Peretas Gunakan 'Mode Aplikasi' di Chromium Browser untuk Phishing Attack


Telah terbukti bahwa fitur Mode Aplikasi di browser web berbasis Chromium dapat disalahgunakan untuk membuat "aplikasi phishing desktop yang realistis" dalam teknik phishing baru.


Mode Aplikasi dirancang untuk memberikan pengalaman seperti asli dengan meluncurkan situs web di jendela browser baru, menampilkan favicon situs web, dan menyembunyikan bilah alamat.


Menurut peneliti keamanan mr.d0x, yang juga menemukan metode serangan browser-in-the-browser (BitB) awal tahun ini, aktor jahat dapat memanfaatkan perilaku ini untuk menampilkan bilah alamat palsu di atas jendela dan menipu pengguna agar memberikan kredensial mereka pada formulir login yang tidak benar.


"Meskipun teknik ini ditujukan untuk phishing internal, namun berpotensi digunakan dalam skenario phishing eksternal," mr.d0x menjelaskan. "Anda dapat mengirim aplikasi palsu ini secara terpisah sebagai file."


Menyiapkan halaman phishing dengan bilah alamat palsu di bagian atas dan mengonfigurasi app parameter untuk merujuk ke situs phishing yang menghosting halaman tersebut.



Selain itu, situs phishing yang dikendalikan penyerang dapat menggunakan JavaScript untuk melakukan tindakan lebih lanjut, seperti menutup jendela secara instan saat pengguna memasukkan kredensial atau mengubah ukuran dan memposisikannya untuk mencapai dampak yang diinginkan.

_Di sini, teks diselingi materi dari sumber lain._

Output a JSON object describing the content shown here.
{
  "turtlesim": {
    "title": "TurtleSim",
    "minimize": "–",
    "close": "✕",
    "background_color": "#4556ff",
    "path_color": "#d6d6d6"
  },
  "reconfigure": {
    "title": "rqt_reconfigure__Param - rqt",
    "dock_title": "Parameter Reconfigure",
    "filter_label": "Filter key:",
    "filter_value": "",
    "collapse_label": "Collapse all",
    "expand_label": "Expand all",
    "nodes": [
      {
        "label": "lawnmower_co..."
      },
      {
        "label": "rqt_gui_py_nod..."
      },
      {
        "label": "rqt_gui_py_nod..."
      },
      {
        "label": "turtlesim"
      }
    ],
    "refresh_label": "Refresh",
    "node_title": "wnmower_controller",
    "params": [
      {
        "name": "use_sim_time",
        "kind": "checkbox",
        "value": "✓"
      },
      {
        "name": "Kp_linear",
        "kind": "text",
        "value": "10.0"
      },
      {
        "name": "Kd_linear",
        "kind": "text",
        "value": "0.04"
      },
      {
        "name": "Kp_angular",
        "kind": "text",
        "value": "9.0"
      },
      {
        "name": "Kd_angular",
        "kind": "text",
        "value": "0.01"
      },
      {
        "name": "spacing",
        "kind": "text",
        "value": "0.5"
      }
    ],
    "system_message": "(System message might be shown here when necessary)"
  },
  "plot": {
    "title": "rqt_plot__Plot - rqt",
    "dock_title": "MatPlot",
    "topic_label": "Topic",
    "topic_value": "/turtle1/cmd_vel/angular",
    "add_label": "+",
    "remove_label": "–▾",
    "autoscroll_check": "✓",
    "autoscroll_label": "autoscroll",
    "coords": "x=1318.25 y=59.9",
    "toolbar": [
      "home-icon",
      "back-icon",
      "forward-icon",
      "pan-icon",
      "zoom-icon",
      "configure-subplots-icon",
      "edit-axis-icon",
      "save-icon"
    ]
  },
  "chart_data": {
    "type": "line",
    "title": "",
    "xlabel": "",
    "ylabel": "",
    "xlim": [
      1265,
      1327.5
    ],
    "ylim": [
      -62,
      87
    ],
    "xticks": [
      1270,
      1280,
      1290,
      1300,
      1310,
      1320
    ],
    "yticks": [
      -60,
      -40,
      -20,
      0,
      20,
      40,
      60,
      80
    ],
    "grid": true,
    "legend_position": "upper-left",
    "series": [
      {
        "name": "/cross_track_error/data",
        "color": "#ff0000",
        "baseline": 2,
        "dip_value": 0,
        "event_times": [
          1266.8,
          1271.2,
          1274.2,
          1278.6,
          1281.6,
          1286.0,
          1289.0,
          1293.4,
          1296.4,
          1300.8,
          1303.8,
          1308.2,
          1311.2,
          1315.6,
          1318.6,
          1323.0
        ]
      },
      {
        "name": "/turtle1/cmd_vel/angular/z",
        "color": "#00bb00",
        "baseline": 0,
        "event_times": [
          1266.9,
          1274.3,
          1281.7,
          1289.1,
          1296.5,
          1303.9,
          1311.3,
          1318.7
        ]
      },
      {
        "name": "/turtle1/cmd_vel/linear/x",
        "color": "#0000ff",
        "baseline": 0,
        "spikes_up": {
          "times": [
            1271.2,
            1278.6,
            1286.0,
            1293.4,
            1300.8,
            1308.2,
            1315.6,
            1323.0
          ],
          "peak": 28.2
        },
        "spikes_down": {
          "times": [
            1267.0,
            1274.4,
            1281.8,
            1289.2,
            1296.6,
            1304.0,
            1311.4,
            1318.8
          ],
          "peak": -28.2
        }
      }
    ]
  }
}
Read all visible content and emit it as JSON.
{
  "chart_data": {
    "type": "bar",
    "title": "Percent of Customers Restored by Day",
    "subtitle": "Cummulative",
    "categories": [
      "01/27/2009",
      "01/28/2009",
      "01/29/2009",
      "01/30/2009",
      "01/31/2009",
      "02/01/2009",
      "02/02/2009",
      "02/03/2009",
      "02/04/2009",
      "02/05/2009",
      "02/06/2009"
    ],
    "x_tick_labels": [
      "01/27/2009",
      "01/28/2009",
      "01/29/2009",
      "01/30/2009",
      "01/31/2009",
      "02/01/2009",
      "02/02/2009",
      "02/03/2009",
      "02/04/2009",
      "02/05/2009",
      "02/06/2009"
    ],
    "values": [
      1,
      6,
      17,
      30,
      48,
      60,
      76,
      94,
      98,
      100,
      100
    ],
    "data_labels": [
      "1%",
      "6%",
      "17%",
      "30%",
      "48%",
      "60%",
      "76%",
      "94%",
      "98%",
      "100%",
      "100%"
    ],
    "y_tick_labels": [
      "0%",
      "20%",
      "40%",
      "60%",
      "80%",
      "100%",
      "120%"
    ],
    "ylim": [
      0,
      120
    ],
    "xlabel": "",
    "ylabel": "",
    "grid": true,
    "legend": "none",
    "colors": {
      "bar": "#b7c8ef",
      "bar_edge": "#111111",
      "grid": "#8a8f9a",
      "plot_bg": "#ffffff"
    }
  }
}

Perlu dicatat bahwa metode ini beroperasi pada sistem operasi lain selain Windows, termasuk macOS dan Linux, menjadikannya ancaman lintas platform. Namun, keberhasilan serangan tergantung pada penyerang yang sudah memiliki akses ke sistem target.


Namun, Google secara bertahap menghentikan dukungan untuk aplikasi Chrome demi Progressive Web Apps (PWAs) dan teknologi standar web, dan kemampuan tersebut kemungkinan akan sepenuhnya dihapus di Chrome 109 atau lebih baru untuk Windows, macOS, dan Linux.


Temuan itu benar-benar baru. Menurut Trustwave SpiderLabs, serangan HTML smuggling sering terjadi, dengan. File .HTML (11,39%) dan .HTM (2,7%) adalah jenis lampiran file paling banyak spam kedua setelah gambar .JPG (25,29%).